Hi,
The log is not attached. I'm assuming your topic has a replication factor
greater than 1 so that it is available from another Broker if the
partition leader fails. Try adding
props.put("acks", "all");
to your producer and run your experiment again. If you configured your
topic to have --replication-factor 3 and your brokers (or topic itself) is
configured with min.insync.replicas=2 for example then your producer will
require acknowledgment of receipt of each message from 2 of your 3 brokers
with the 'acks=all' property in use making your topic resilient.
Hope this helps,
Tom Aley
[email protected]
From: "许志峰" <[email protected]>
To: [email protected]
Date: 01/03/2018 08:59
Subject: When a broker down, Producer LOST messages!
Hi all,
I have a kafka cluster with 3 nodes: node1, node2, node3
kafka version is 0.8.2.1, which I can not change!

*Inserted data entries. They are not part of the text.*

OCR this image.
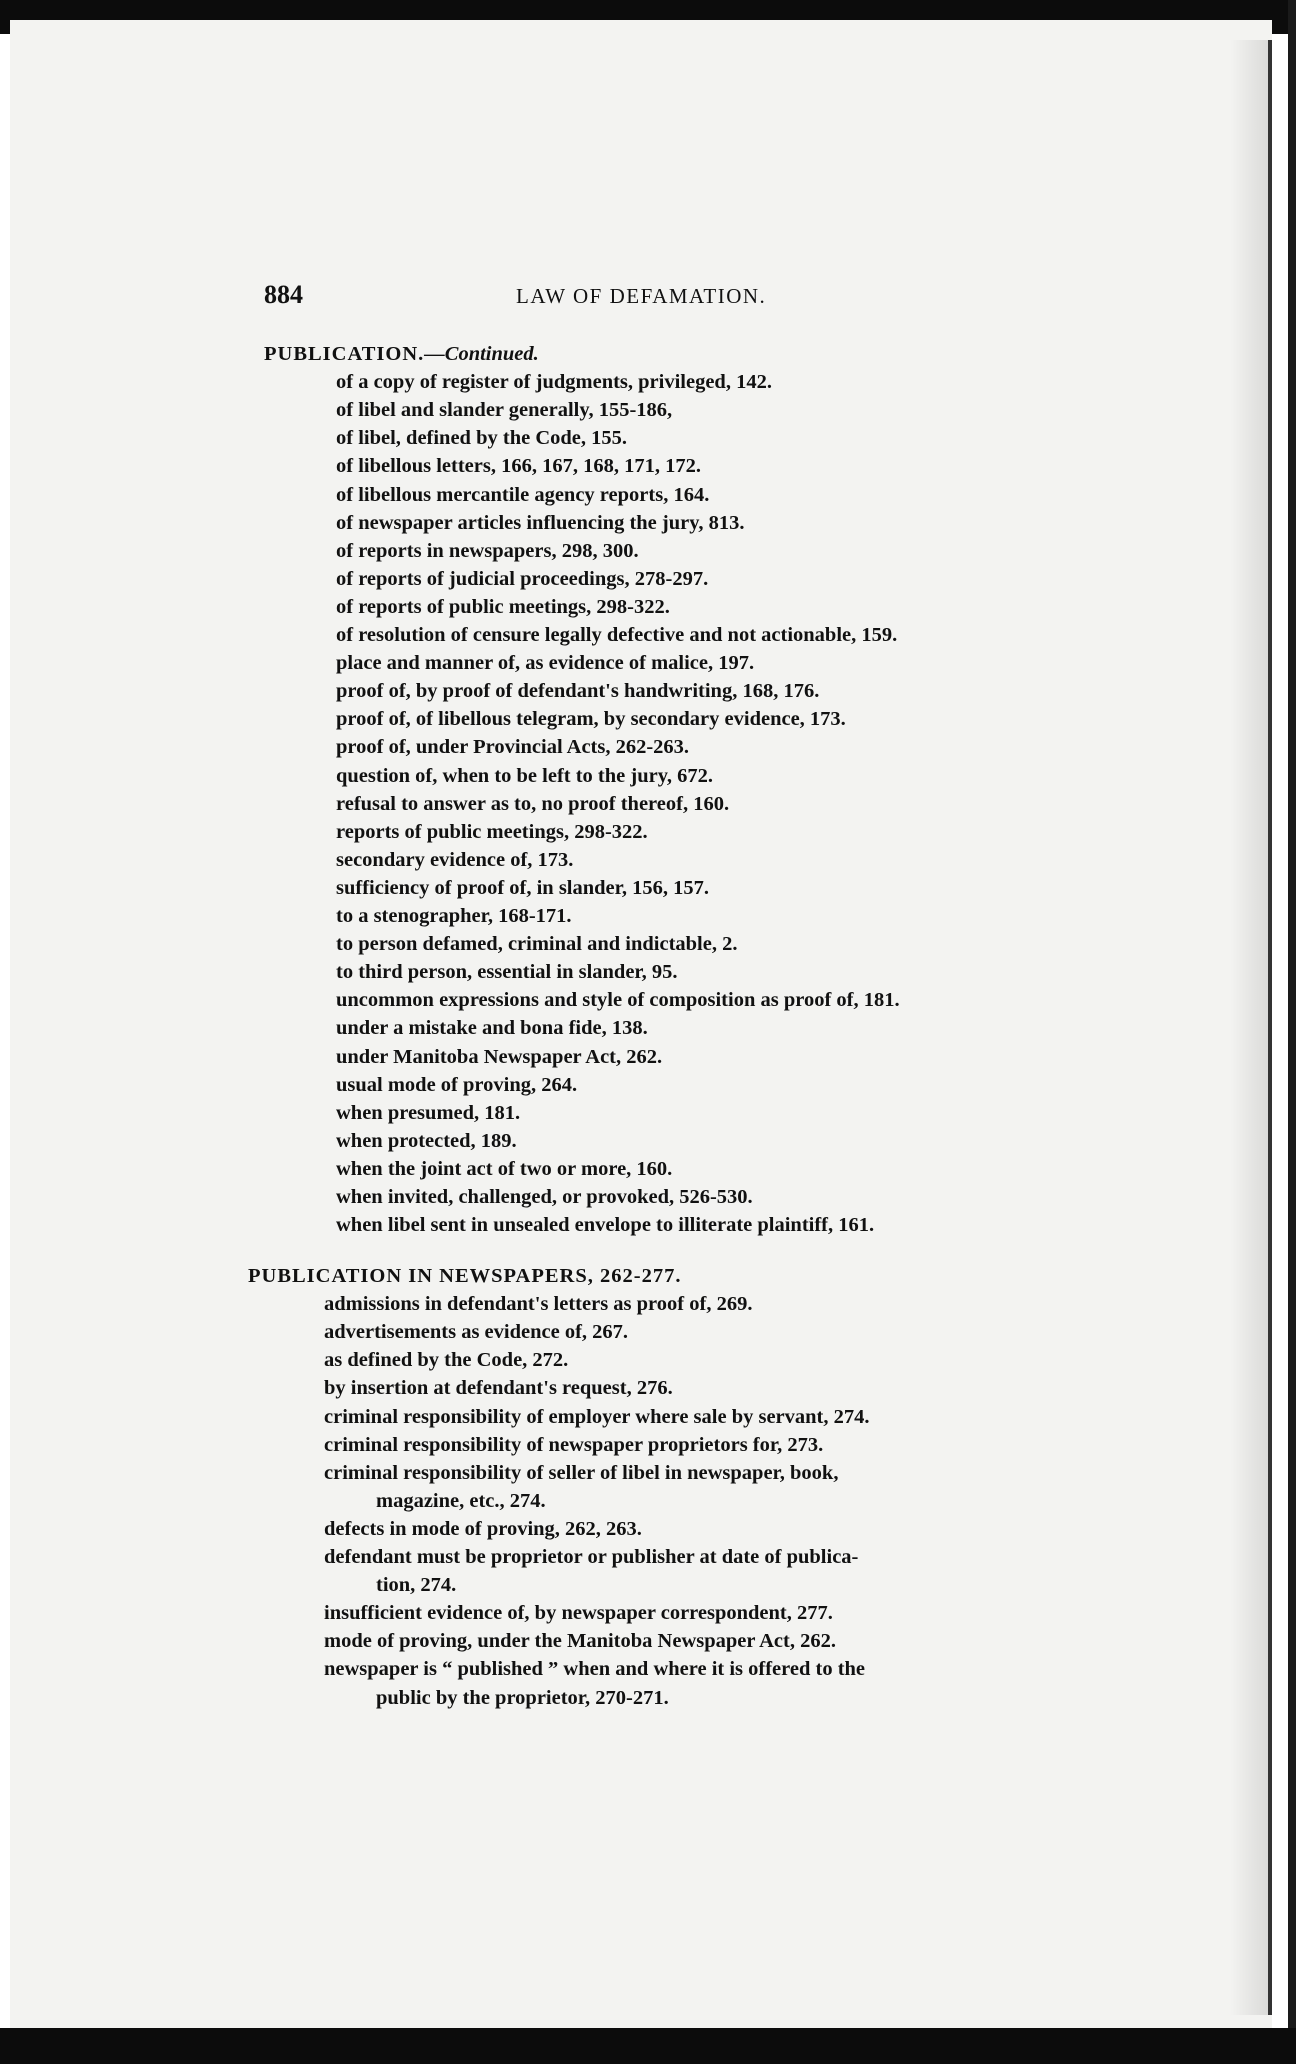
884	LAW OF DEFAMATION.
PUBLICATION.—Continued.
of a copy of register of judgments, privileged, 142.
of libel and slander generally, 155-186,
of libel, defined by the Code, 155.
of libellous letters, 166, 167, 168, 171, 172.
of libellous mercantile agency reports, 164.
of newspaper articles influencing the jury, 813.
of reports in newspapers, 298, 300.
of reports of judicial proceedings, 278-297.
of reports of public meetings, 298-322.
of resolution of censure legally defective and not actionable, 159.
place and manner of, as evidence of malice, 197.
proof of, by proof of defendant's handwriting, 168, 176.
proof of, of libellous telegram, by secondary evidence, 173.
proof of, under Provincial Acts, 262-263.
question of, when to be left to the jury, 672.
refusal to answer as to, no proof thereof, 160.
reports of public meetings, 298-322.
secondary evidence of, 173.
sufficiency of proof of, in slander, 156, 157.
to a stenographer, 168-171.
to person defamed, criminal and indictable, 2.
to third person, essential in slander, 95.
uncommon expressions and style of composition as proof of, 181.
under a mistake and bona fide, 138.
under Manitoba Newspaper Act, 262.
usual mode of proving, 264.
when presumed, 181.
when protected, 189.
when the joint act of two or more, 160.
when invited, challenged, or provoked, 526-530.
when libel sent in unsealed envelope to illiterate plaintiff, 161.
PUBLICATION IN NEWSPAPERS, 262-277.
admissions in defendant's letters as proof of, 269.
advertisements as evidence of, 267.
as defined by the Code, 272.
by insertion at defendant's request, 276.
criminal responsibility of employer where sale by servant, 274.
criminal responsibility of newspaper proprietors for, 273.
criminal responsibility of seller of libel in newspaper, book,
magazine, etc., 274.
defects in mode of proving, 262, 263.
defendant must be proprietor or publisher at date of publica-
tion, 274.
insufficient evidence of, by newspaper correspondent, 277.
mode of proving, under the Manitoba Newspaper Act, 262.
newspaper is “ published ” when and where it is offered to the
public by the proprietor, 270-271.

A Producer writes msg to kafka, its code framework is like this in
pseudo-code:
Properties props = new Properties();
props.put("bootstrap.servers", "node1:9092,node2:9092,node3:9092");
props.put(key serializer and value serializer);
for(i = 0; i < 10; ++i){
producer = new Producer(props);
msg = "this is msg " + i;
producer.send(msg);
producer.close()
}
After the first 4 messages are send successfully, I killed broker on
node1. the 5th and 6th messages are LOST.
Producer first get the broker list from the PropertyConfig, i.e. [node1,
node2, node3], then producer choose one broker, connect with it and get
METADATA from it.
I heard that when one broker in the list is unavailable, the kafka client
will change to another
But in my case, if the broker choose node1, which is already dead, it will
get a Fetch MetaData Timeout Exception and STOPPED! msg is not writed into
Kafka.
Attached is the complete Log. you can only focus on the colorful lines.
you can see that, I wrote 10 msgs to Kafka, the first 4 succeed, when I
kill one broker, msg5 and msg6 are LOST, because the choose NODE1,
msg7,8,9,10 are succeed because they did not choose node1.
I checkout the Kafka source codes and get nothing.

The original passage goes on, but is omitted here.